Its been ages since I've done much of anything really. I have no desire to pursue any hobbies beyond reading - and then, I really just want to worry about the problems of Westeros in lieu of my own. I have no desire to paint, to clean, to get dressed in the morning or wander outside the walls of my little blue apartment. I'd be content just to sit here in my bubble, in my cage, and pretend that nothing in the world has changed. That everything is the same. Sometimes I close my eyes and imagine I am in Stephenville again, its summer and I'm hiding away in my bedroom, or running down some jagged hill with a troupe of friends, or staring out at the ocean with eyes made of glass. Those days are gone, though.
Its amazing how quickly people slip into and out of your life. I have made so many friends over the years, and now some fall into my acquaintance pocket, or are enemies, or have simply ceased to exist. Right now I feel like everyone I've ever known is gone and I am just left to fill up all the holes they've left. This is the loneliest time I've ever faced in my life. Which is sad and strange, because I've purged so much negativity from my life, and I am exactly where I hoped I'd be this time last year. Theres one major difference, of course.
On June 5th my very brave and beautiful mother lost a very short but fierce battle with lung cancer. Watching her slowly deteriorate over the course of that year is the hardest thing I've ever had to witness. Always a tiny woman, she dropped to a meager 80lbs, her skin was yellow and raw, and she had a look of pain on her face in the last few weeks of her life that I will never forget. In the last few weeks she was here, she was reduced to silence and suffering - strange to see, for a woman that seemed to talk and laugh almost incessantly. Some days she didn't even seem to know me - I was a stranger to her and she was almost a stranger to me. It is a strange experience, to watch the place you came from - the woman that made you, hair and cells and skin - to crumble away before your eyes. Nothing instills you with more hopelessness, nothing tears apart your spirit more.
Its been almost two months now, and I can't say how I'm doing exactly. For the first few weeks every time I woke up and remembered that she was gone I would burst into tears. After awhile it got easier. Now its harder again, and this time I find I am kind of retreating into myself. I don't want to go anywhere or do anything or see anyone. I'd be content just sitting home playing video games and staring off into space. Wallowing in my guilt and regret, feeling sorry for myself & my family and angry at the rest of the world.
Another facet of dealing with this is that for the first time in my young life I am confronted with my own mortality, something I thought I wouldn't face until I was gracefully middle aged. Yes I, Sierra Skinner, am going to die someday. I might get hit by a bus, or fall from the sky. I might do it willingly. I might die for months on end like my mother while my family tries to hold back tears. I might die an old woman in some nursing home, 98-years-old and surrounded by smiling nurses. However it happens, I just know for the first time in my life that I am not immortal. I am going to die. Youth is immortality, and I feel like my youth is gone forever.

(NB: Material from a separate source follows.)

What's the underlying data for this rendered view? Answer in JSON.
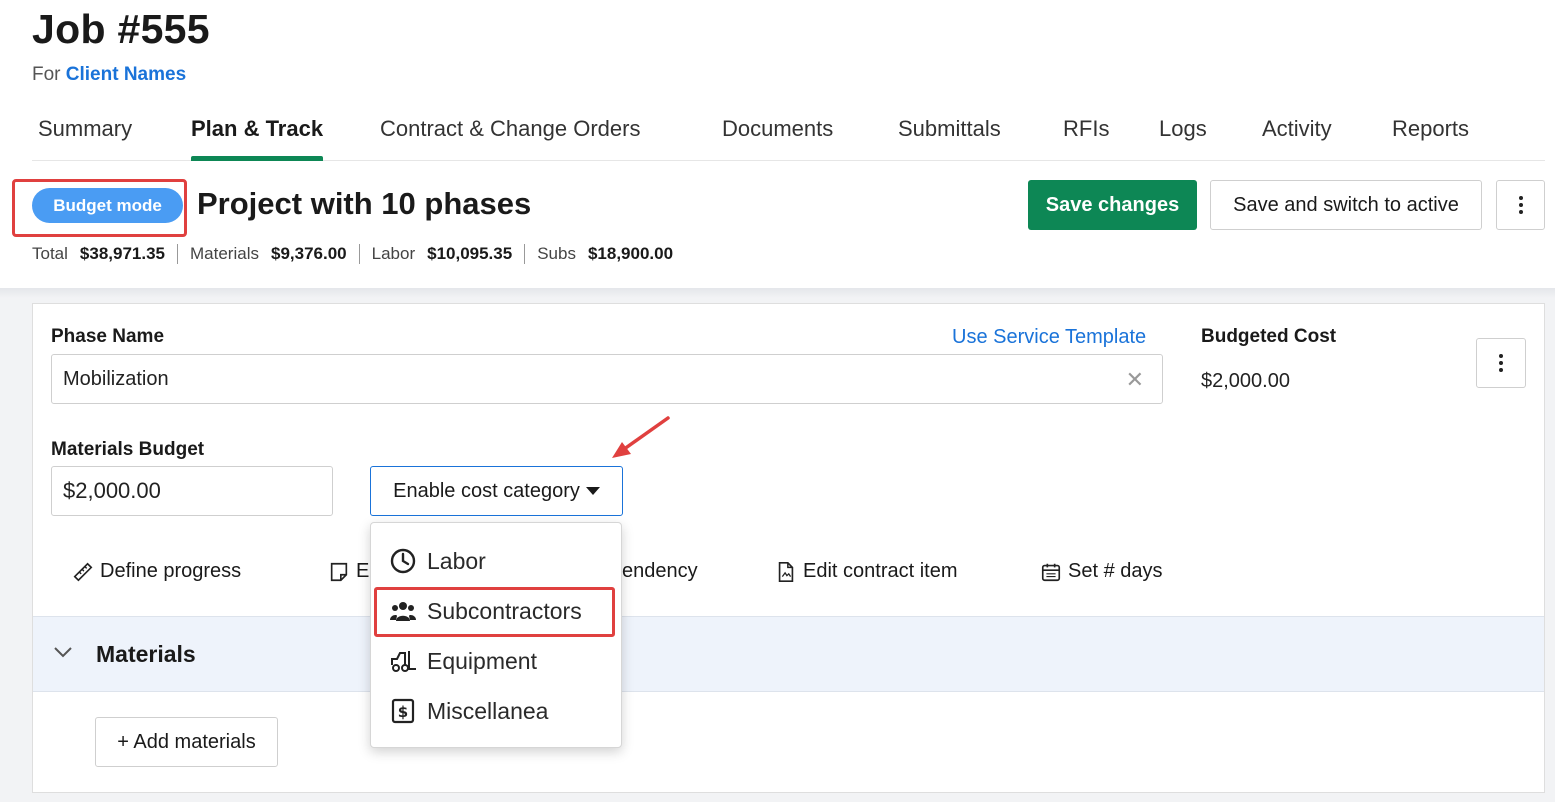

Meanwhile, what am I left with? How am I ever going to come to terms with the loss of my mother, to start living again? After all, despite being mortal I am alive for the time being, and I have put myself into a kind of stasis. I have closed my doors for the season, shut down. I don't know how to face the world feeling as I do, and I don't know how the world can accept me feeling this way. I wish it was as easy as it was at first - paint a smile on in the morning, talk about it unflinchingly, so bravely people would say. Now even thinking about my mom kills me, and the only image of her in life I can conjure up vividly is of her in a hospital bed on the last day of her life, struggling through each of her remaining breaths.
I feel completely alone, completely lost. I am drifting off to sea.